統一教会2世ら「一刻も早く解散命令を」 遅れれば資金が韓国に流れる懸念も
世界平和統一家庭連合(旧統一教会)について、文部科学省が東京地裁に解散命令を請求する方針を固めたと毎日新聞などが報じたことを受け、高額献金被害や2世の救済を訴える元信者らは9月4日、「涙が出るほど嬉しい」「一刻も早く解散を決めてほしい」と話した。
立憲民主党などが行った国対ヒアリングで議員らの質問に答えた。所管する文化庁宗務課長も出席。報道の内容については明言を避けたが、一般的に進んだ場合の今後の手続きについて回答した。
●エイトさん「リミットは10・19」
国対ヒアリングに出席したのは、元妻が多額の献金被害に遭ったという橋田達夫さん(オンライン)、母親が1億円以上を献金して裁判中の中野容子さん(仮名)、元2世信者のもるすこちゃんさん(仮名)。いずれも国の動きが見えてきたことを好意的に受け止めたが、請求されたとしても実際に命令が出されるまでに時間がかかることについて懸念も示された。

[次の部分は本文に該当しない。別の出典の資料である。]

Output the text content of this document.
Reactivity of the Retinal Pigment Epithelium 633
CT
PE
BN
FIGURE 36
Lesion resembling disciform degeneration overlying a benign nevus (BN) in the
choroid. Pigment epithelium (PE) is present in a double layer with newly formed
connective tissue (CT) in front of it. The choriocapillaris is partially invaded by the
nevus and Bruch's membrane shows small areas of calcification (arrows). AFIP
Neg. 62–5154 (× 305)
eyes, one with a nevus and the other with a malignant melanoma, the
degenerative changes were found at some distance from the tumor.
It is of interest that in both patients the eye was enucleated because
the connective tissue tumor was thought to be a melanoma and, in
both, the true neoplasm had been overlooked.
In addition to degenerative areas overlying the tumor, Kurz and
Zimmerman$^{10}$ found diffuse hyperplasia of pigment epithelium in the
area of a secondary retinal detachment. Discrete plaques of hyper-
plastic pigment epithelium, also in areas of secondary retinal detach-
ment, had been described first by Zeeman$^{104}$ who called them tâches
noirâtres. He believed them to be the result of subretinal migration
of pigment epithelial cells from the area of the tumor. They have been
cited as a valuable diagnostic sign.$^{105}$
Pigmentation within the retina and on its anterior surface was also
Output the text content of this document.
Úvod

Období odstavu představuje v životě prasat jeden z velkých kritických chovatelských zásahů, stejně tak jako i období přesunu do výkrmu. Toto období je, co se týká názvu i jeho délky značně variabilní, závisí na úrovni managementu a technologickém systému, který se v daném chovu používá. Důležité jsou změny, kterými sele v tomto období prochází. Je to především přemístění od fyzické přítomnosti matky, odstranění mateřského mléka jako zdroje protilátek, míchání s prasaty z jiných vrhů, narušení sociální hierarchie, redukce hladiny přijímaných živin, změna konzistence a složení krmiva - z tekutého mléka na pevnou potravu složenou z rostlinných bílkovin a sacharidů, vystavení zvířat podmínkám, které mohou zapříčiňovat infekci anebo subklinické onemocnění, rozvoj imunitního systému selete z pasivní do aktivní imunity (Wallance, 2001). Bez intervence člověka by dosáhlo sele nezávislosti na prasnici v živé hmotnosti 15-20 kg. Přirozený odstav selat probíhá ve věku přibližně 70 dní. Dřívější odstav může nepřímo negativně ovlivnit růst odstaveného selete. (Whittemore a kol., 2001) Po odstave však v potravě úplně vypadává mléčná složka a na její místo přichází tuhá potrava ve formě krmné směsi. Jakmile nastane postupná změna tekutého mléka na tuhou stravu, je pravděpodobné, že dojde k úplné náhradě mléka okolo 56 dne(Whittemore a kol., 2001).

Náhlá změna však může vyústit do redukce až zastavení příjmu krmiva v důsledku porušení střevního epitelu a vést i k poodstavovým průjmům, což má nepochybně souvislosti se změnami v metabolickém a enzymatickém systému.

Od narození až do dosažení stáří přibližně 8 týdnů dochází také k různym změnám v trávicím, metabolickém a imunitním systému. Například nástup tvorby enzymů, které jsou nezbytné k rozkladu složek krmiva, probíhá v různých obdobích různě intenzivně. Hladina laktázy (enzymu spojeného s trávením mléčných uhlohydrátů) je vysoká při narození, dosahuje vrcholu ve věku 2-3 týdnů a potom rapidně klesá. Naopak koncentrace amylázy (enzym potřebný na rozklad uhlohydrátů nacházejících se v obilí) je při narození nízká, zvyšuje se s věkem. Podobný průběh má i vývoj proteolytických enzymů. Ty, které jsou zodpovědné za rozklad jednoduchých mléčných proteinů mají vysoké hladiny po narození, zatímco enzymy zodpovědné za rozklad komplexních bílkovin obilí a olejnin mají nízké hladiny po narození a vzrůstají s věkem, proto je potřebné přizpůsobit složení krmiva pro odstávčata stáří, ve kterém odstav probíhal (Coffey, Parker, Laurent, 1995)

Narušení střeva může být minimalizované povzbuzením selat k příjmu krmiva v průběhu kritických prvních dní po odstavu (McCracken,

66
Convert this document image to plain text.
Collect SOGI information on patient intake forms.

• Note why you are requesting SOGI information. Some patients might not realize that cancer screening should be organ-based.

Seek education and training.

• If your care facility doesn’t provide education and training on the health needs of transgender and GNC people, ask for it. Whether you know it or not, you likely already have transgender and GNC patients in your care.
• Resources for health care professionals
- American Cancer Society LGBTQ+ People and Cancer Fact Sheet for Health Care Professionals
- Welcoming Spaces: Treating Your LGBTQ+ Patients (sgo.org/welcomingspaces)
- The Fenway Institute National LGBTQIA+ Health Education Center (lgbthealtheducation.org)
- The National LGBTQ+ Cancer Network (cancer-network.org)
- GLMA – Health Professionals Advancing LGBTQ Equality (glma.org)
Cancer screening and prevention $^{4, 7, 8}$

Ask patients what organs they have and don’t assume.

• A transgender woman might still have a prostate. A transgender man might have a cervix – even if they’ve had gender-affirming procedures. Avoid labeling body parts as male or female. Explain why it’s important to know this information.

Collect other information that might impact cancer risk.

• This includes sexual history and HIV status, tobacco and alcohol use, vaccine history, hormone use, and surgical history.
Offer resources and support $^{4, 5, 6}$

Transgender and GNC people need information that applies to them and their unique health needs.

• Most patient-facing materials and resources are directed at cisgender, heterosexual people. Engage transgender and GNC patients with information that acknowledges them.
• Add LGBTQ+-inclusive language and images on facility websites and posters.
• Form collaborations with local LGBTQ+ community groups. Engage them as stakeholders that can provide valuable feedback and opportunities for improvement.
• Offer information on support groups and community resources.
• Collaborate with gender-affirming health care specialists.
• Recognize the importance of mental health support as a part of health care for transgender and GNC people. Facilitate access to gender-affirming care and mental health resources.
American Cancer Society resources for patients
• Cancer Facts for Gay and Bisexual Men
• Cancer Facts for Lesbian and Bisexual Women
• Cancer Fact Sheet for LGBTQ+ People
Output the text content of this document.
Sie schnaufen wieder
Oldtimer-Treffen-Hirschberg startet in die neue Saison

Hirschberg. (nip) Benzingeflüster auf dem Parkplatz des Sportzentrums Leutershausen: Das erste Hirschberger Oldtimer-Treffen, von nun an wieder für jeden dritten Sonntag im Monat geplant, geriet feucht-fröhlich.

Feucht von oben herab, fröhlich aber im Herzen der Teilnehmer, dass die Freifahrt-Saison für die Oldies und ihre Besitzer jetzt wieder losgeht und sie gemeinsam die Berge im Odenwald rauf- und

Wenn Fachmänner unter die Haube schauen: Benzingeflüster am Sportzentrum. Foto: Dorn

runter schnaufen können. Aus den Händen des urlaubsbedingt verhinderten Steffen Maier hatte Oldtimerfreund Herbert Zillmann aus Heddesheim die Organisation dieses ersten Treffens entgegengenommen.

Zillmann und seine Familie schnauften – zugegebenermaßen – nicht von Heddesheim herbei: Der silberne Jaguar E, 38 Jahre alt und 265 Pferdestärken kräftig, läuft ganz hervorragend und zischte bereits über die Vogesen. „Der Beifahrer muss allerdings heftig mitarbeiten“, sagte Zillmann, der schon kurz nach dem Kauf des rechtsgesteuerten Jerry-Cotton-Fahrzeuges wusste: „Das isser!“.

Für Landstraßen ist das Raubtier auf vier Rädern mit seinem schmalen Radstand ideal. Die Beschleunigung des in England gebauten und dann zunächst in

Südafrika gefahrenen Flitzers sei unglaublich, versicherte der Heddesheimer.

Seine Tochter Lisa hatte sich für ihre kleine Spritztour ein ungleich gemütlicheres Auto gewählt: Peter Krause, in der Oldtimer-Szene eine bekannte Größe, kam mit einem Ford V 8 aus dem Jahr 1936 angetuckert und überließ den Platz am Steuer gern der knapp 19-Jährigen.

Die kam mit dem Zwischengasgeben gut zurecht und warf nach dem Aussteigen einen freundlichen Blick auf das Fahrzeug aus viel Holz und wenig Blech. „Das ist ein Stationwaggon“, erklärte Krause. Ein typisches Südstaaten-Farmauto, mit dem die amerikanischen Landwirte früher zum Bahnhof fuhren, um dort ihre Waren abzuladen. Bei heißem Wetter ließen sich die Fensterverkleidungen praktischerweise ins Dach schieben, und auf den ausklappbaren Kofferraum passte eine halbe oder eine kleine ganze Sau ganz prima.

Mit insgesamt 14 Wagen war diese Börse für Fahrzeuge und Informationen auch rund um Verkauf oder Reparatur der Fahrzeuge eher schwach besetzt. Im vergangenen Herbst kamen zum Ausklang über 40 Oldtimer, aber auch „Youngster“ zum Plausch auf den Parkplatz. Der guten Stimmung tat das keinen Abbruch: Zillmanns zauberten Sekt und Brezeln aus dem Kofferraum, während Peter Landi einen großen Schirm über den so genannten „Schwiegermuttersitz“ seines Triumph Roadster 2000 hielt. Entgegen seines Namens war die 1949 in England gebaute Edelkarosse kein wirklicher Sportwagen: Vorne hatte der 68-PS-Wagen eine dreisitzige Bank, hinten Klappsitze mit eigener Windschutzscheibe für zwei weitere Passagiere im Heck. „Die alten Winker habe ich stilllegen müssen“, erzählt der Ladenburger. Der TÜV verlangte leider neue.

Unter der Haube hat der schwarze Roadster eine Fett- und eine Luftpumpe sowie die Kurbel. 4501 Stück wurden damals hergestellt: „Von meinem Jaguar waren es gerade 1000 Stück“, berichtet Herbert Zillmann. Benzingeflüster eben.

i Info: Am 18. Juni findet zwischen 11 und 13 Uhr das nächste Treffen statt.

もるすこちゃんさんは、数カ月前から先祖解怨(先祖を慰霊する祭事)のための献金は、韓国に直接持っていく形に変化していると説明。日本からの振り込みではないため、資金の流れが見えにくくなるように「教会側も対策を練っている」とした。
全国霊感商法対策弁護士連絡会の阿部克臣弁護士、ジャーナリストの鈴木エイトさんも出席。阿部弁護士は「被害者救済のためには、海外送金などを防ぐために財産保全が必要。解散しても資産が空っぽでは意味がありません」と強調し、秋の国会で特別措置法を議論するよう求めた。
エイトさんは、リミットとして「10月19日」を挙げた。岸田文雄首相が2022年、参院予算委員会で解散命令請求の要件に「民法の不法行為も入りうる」と述べた日で、それから1年を超えることはさすがにないだろうと話した。
●集団交渉の被害者は124人に
また、全国統一教会被害対策弁護団も同日、記者会見を開き、解散命令請求について言及した。弁護団長の村越進元日弁連会長が速やかな請求を期待したほか、副団長の紀藤正樹弁護士が「財産隠しの懸念もささやかれている。財産保全について迅速に国会で議論いただきたい」と注文した。
弁護団は、献金被害を訴える15人が新たに加わり、第5次の申し入れをしたことを明らかにした。これまで集団交渉の合計は被害者124人、請求額約39億5000万円となった。